Credit Card Server Hacked at ‘Greenville News’

By: Mark Fitzgerald

In what is believed to be the newspaper industry’s first incident of computer hacking directed at subscriber credit-card numbers, a server used for a special online subscription renewal promotion at The Greenville (S.C.) News was compromised, the Gannett Co. Inc.-owned paper said.

Credit card numbers of 170 subscribers were stored on the server, but none have reported any unauthorized charges or other problems in the first week after the newspaper discovered a suspicious software program on the machine, Publisher Steven R. Brandt said last week. The compromised server used for the special promotion, he added, was different from those the News uses for its normal subscription and advertising credit-card transactions.
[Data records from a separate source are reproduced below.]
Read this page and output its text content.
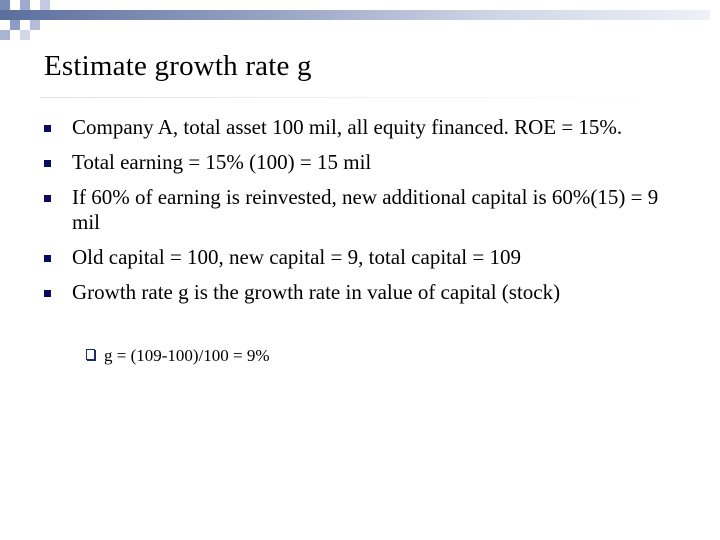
Estimate growth rate g
Company A, total asset 100 mil, all equity financed. ROE = 15%.
Total earning = 15% (100) = 15 mil
If 60% of earning is reinvested, new additional capital is 60%(15) = 9 mil
Old capital = 100, new capital = 9, total capital = 109
Growth rate g is the growth rate in value of capital (stock)
g = (109-100)/100 = 9%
Brandt said the paper had not determined who placed the unauthorized program on the server drive, which was shipped to a Gannett technical center in Maryland for examination.

Affected subscribers were notified personally of the breach, and the newspaper published two stories about the incident — but credit card use by News subscribers, classified advertisers, and others has apparently not been slowed. “I think readers fortunately took my quotes [in the articles] at face value when I assured them that this [subscription renewal program] was isolated, and that all other systems were secure beyond our [Internet] firewall,” Brandt said.

While security is a constant concern for newspapers which take credit-card transactions online, the News incident is apparently the first actual breach, said John Murray, vice president for circulation at the Newspaper Association of America, Vienna, Va.

Newspapers like credit-card subscriptions because experience shows these subscribers have far lower rates of “churn” — the starting and canceling of home delivery — than subscribers who must write a check at renewal time. While newspapers generally have been slow to begin taking subscriptions online with credit-card pay systems, that is changing, Murray said. “There’s been enough success out there, enough papers where more than 5% of subscriptions come from online,” he said. “Consumers are beginning to expect that type of service, to be able to do any type of transaction in real time.”